The most reported side effect was nausea in five patients. Three patients stopped the medication because of gastrointestinal (GI)-related adverse effects and two stopped because of cost (not covered by insurance or high co-pay). There were no reported incidents of severe hypoglycemia, pancreatitis, or malignancy, including thyroid cancers, during the follow-up period. There was a tendency towards an increase in heart rate, which was only statistically significant at 3 months. Heart rate increased by 6.6 bpm at 3 months and increased by 3.6 bpm at 12 months, but the increase at 12 months was not statistically significant.

Discussion

In SOT recipients, the choice of medication to treat comorbid conditions is significantly dependent on the interactions of drugs with immunosuppressants and other potential adverse effects that compromise the graft function. GLP-1RA can potentially slow gastric emptying and delay absorption. All subjects in our study were followed by our renal, cardiac, and liver transplant teams and had complete data on safety measures of FK506 levels, rejection episodes, medication changes, renal function, transaminases, and adverse effects. There were no differences in FK506 levels while on GLP-1RA in our cohort. Our results are similar to those of Pinelli et al. [11], who reported a small case series of five patients that received co-administration of liraglutide with tacrolimus post kidney transplant; liraglutide did not clinically affect the trough tacrolimus levels. Singh et al. [12] also reported in their study of dulaglutide in SOT recipients that the immunosuppressant regimen remained stable without any increased dose adjustment. This is in contrast to the Liou et al. [10] study of five patients on liraglutide after kidney transplant, who reported that three patients could reduce the dose of tacrolimus and maintain optimal therapeutic levels. Renal function was also not affected in our cohort during the GLP-1RA use. The most common side effect to GLP-1RA reported in our study was nausea, which is commonly reported in the population of non-transplant patients who also take this class of medication. There were no other serious adverse effects noted in our study.

Our data shows that GLP-1RA improved glycemic control, with improvements in HbA1c (− 0.75%) and decreases in total daily dose of insulin (16.25 units) 12 months from baseline in SOT recipients. The number of oral medications decreased with GLP-1RA initiation, similar to results reported by Singh et al. [12]. We saw reductions in weight and BMI in our cohort by a mean of 4.86 kg and 1.63 kg/m2, respectively, at the end of 12 months. Our results in weight and BMI reduction are higher than what has been previously reported by Singh et al.; however, this may be because the baseline BMI in our cohort was higher than the cohort in Singh et al.

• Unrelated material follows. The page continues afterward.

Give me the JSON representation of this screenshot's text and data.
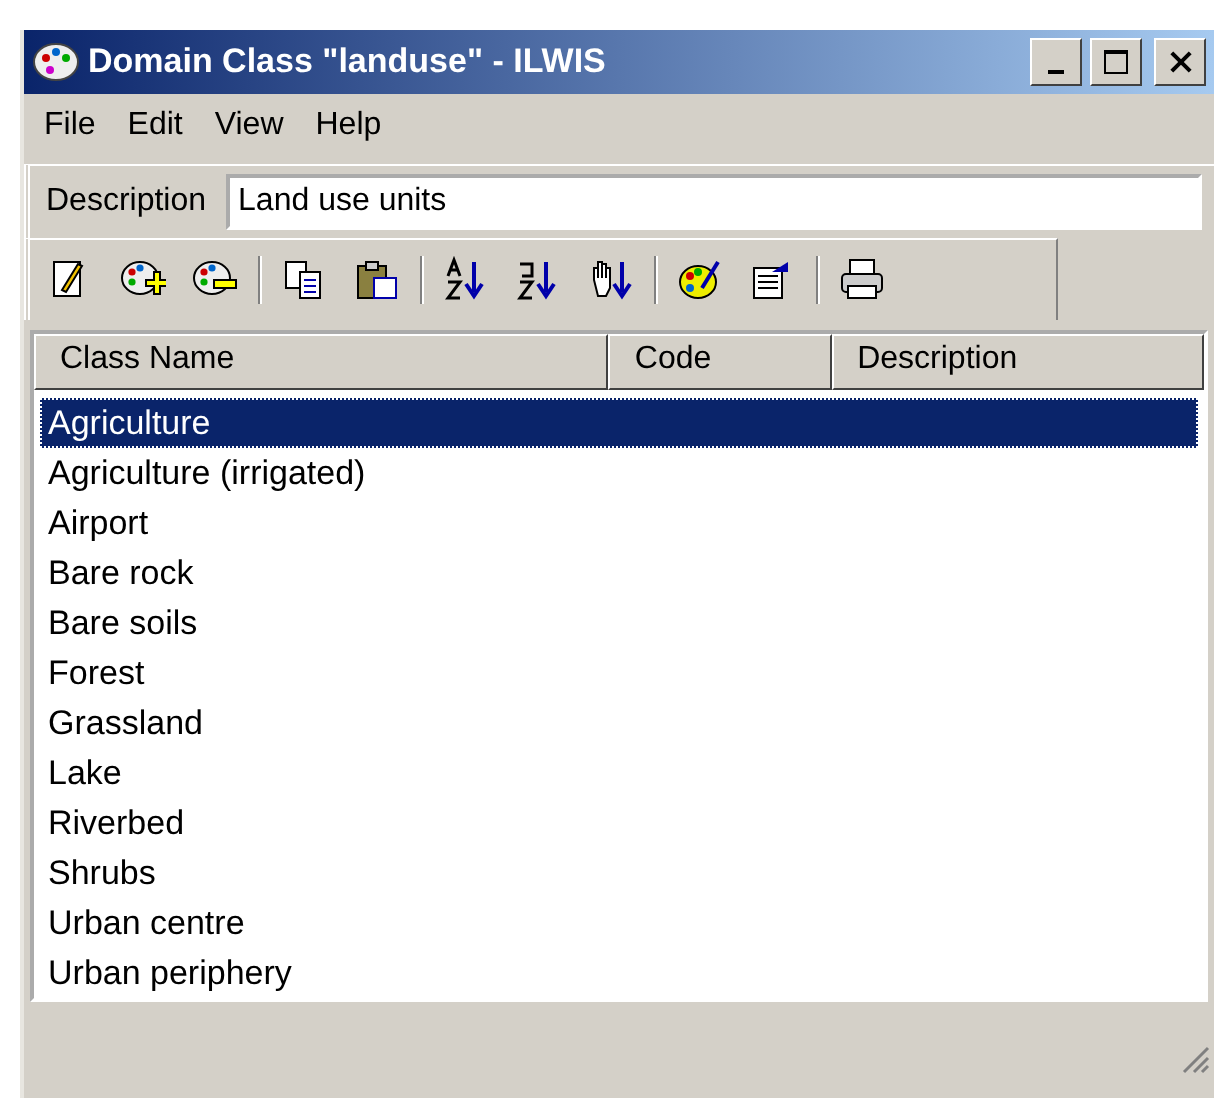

The important difference in our study compared to earlier studies mentioned is that our cohort was on different GLP-1RA and not a particular agent, e.g., either dulaglutide or liraglutide. Our cohort also included an almost equal number of kidney, heart, and liver transplant recipients.

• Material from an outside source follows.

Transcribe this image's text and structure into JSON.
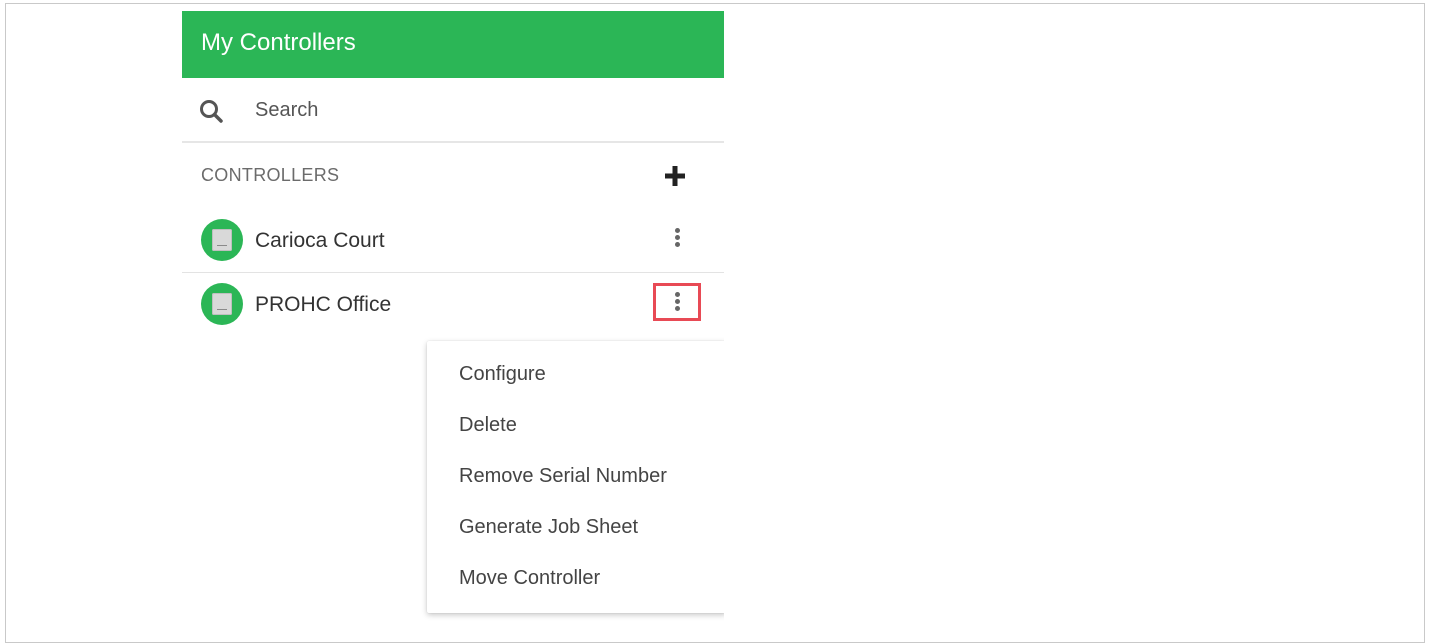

The current study was retrospective and thus there was no control group. In addition, the baseline values are single measurements prior to start of GLP-1RA, which may not reflect the true status prior to GLP-1RA start. Our cohort size is small and included three different organ transplant recipients and consequently different immunosuppressive regimens. This could have resulted in different effects on glucose metabolism. However, our cohort was on a stable immunosuppressive regimen and GLP-1RA was started after a mean of 60 months after the transplant. Therefore, these effects would have stayed the same or changed only minimally from before to after starting the GLP-1RA. Our study is unique as it is the first study to report on the use of multiple GLP-1RA in the transplant population.

Conclusions

Our study adds to the growing body of literature that the currently available GLP-1RA can be used for the management of post-transplant diabetes without affecting tacrolimus levels or transplant outcomes. Furthermore, SOT recipients taking GLP-1RA can expect similar glycemic and weight reduction effects as in the non-transplant population with diabetes.